The reason is to allow the user to choose another service, one that exists. I work on 3 Oracle systems, and if I'm in a hurry, I'll mistype one of the service names. If SQL*Plus kicked me out, I'd have to run it again to get the login... instead, SQL*Plus just asks me again for a correct login.

You could try experimenting with sqlplus /nolog (prevents sqlplus from logging in), but then you need to pass your login information to the SQL*Plus screen.

Hm; what about this? You can login through svrmgrl (Windows 2000/NT, Oracle 8i). If you run:

svrmgrl command="connect username/password_at_service"

from the command line, if the connect string fails, svrmgrl dumps you back at the command prompt. Then again, your user would need svrmgrl.exe access.

I wonder; what about an SQL from svrmgrl? You could try making test.sql, with the following in it:

connect username/password_at_service
spool myconnectionresults
select 'yes' from dual;
spool off
disconnect
exit

And then from your batch file:

svrmgrl command="@test.sql"

And then examine myconnectionresults.log to see if it contains "yes", or, if it contains an error. If the file does say "yes", then you could invoke SQL*Plus from your batch file.

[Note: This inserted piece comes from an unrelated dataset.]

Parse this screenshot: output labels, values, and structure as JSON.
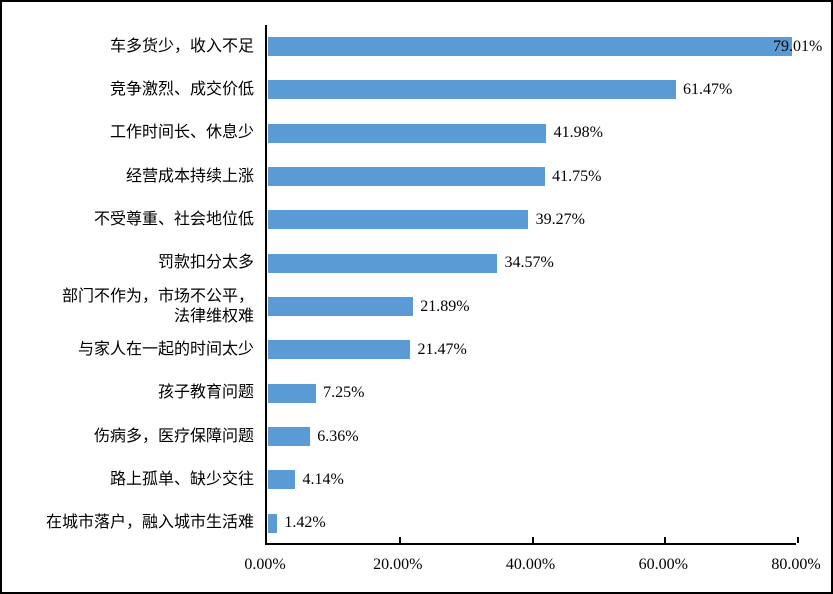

OR, skip the "select yes from dual" query completely, and insert your own query... but svrmgrl doesn't have the "wealth" of SQL available to it.

Or, maybe run: svrmgrl command="connect username/password_at_service", and see if it sets an evironment varible (such as Microsoft's ERRORLEVEL) to represent failure?

Is your operating system Windows NT or 2000? You might be able to develop a "quickie" Visual Basic 6 console program (using Sub Main instead of a startup form) that creates an ADO connection to Oracle. You'd use an ADO connection object. After "opening" the connection object, if an error occurred, you could query the ADO.Error object for the error. If an error -is- returned, set an environment variable's value to represent it. Then you could use an "IF (%1)==(text)" statement in your batch file. Of course, if you've created the ADO program, you might want to run the

Just some things off the top of my head... hope they help! Let us know if you find a way around the problem. AFAIK, you can't lower OR increase the number of login attempts to SQL*Plus.

One more "bad" way that works... you've got your script file, right? Put the username/password_at_service at the top, three times. If the first is successful, you just send SQL*PLUS "username/password_at_service" two extra times, it won't know what to do with them, and will display errors, but nobody will be there to see them! (Especially if you run SQLPLUS with silent mode, sqlplus -s @myscript.sql). If the first fails, the next two will fail, and the user won't have any opportunity to type something.